Granted, He issues curses at key moments, but He doesn’t just pronounce judgment. He questions those involved, giving them a chance to explain themselves or at least ‘fess up—all the while opening Himself to even more disappointment as they flounder around pretending they didn’t do that thing they really weren’t supposed to do.
He strikes me as part Albus Dumbledore, part Atticus Finch, giving people space and a bit of prodding to see if they’ll figure things out for themselves. Here, Eve’s daughter Ana recounts to Cain how God encouraged her to start her own family, while admitting she too would carry her mother’s curse.
‘So I told Him: “I think You are a brutal Master.”’
Cain gave me one of his rare, full-on looks, allowing me to see the Mark. ‘Then what?’
‘He said, “Well, at least you believe I’m your Master.”
“What choice do I have?” I asked. ‘You gave my parents life out of dust and bone.’
“You have every choice, Ana.

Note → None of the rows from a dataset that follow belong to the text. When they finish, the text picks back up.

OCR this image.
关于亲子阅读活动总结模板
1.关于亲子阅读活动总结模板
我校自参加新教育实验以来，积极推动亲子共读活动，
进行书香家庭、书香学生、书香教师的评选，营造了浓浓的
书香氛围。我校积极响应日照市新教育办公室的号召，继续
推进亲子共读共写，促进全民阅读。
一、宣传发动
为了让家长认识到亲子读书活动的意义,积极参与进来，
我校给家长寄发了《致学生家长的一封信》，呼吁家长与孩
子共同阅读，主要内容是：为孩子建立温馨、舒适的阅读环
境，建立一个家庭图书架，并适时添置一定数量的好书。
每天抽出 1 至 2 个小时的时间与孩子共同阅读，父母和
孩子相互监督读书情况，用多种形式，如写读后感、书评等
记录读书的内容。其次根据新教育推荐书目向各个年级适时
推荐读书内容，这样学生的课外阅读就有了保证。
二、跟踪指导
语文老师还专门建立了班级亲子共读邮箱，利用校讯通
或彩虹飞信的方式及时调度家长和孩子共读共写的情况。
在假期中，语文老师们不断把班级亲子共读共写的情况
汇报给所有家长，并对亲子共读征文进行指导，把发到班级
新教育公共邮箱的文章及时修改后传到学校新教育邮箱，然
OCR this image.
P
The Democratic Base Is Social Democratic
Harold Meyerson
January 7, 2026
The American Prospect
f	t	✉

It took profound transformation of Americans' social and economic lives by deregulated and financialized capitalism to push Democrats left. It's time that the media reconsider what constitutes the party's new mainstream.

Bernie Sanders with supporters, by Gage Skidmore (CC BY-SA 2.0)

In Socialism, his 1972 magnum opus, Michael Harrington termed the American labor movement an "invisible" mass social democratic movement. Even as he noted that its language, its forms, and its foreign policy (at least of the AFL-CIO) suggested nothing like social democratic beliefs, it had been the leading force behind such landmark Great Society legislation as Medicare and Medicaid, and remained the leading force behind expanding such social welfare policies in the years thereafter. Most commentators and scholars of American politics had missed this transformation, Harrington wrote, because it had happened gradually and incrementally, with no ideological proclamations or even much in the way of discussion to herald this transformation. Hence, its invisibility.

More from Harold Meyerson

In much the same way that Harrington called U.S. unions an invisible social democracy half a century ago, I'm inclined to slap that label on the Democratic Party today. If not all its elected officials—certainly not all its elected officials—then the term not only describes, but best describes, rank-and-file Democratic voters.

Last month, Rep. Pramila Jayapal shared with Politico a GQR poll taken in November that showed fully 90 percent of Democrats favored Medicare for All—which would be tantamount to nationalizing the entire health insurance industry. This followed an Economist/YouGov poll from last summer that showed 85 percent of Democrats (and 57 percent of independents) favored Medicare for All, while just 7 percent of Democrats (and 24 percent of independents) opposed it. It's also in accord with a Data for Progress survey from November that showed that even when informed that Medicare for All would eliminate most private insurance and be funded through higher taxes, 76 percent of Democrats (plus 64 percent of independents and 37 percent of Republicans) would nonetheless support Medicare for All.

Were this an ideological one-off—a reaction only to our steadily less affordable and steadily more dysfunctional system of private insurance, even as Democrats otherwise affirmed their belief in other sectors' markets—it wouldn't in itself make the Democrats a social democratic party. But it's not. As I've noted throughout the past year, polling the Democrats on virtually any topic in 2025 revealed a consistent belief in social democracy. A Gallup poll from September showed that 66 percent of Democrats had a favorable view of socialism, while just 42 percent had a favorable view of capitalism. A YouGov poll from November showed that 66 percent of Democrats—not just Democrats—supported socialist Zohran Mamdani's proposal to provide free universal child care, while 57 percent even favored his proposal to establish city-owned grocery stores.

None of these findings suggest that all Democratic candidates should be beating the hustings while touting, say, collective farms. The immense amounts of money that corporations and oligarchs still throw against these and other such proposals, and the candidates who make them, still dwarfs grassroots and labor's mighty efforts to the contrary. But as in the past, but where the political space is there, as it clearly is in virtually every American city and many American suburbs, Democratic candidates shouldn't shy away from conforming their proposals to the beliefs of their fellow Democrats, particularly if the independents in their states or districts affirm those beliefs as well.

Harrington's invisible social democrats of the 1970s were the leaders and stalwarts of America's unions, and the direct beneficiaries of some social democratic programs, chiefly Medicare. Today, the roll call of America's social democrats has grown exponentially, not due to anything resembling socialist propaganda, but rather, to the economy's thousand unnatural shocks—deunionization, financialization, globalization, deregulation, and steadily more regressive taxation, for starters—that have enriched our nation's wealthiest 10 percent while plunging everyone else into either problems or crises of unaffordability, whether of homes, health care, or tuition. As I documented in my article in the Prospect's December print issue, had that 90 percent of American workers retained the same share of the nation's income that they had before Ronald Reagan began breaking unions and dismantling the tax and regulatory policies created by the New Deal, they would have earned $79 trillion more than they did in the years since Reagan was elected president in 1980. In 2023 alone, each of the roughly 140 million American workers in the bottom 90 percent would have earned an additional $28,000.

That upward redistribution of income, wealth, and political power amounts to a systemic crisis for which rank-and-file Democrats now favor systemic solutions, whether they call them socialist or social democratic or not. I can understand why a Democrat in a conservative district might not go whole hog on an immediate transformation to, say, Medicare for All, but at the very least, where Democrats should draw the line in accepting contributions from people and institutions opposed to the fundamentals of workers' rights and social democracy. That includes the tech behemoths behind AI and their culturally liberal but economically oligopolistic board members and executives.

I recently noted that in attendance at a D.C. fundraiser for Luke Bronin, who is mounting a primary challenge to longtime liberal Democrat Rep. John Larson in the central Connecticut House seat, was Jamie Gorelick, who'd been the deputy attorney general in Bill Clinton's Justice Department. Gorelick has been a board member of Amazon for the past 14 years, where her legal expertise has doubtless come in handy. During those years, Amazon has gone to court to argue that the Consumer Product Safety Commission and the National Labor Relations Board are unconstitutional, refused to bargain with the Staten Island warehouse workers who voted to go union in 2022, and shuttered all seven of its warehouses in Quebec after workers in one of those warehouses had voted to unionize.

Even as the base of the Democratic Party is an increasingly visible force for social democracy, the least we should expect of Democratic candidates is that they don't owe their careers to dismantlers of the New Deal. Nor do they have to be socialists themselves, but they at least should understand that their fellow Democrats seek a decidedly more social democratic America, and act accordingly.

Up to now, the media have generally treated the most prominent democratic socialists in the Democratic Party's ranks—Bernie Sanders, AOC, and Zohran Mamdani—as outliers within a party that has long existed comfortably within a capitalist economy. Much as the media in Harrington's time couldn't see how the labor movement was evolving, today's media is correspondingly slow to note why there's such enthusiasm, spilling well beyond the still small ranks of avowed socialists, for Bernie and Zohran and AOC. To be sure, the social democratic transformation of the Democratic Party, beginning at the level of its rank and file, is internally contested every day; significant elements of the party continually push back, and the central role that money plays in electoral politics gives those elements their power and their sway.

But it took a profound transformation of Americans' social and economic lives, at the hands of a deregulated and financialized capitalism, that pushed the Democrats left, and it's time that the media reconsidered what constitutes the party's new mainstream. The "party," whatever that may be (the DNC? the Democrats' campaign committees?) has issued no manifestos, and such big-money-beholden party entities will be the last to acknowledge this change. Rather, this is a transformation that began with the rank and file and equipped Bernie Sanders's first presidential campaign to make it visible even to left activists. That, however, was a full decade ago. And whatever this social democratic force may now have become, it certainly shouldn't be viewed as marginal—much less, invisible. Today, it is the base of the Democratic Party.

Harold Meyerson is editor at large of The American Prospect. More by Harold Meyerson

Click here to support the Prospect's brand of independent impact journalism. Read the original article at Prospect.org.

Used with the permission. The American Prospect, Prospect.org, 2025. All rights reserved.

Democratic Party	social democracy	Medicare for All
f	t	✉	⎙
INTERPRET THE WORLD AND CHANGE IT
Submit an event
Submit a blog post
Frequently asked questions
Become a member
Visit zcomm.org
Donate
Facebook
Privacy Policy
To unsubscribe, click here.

You and all your future children and grandchildren, you have a choice.” And His glow seemed to dim slightly. I almost felt sorry for him.’
After all, I feel a certain sympathy with Him, too. Creating people, letting them bumble off on their way doing what they like, forcing You to spring up obstacles in their path to slow them down and get them to look about themselves for once…Ahem. Yes. Perhaps God and us writers have a thing or two in common. What do you think?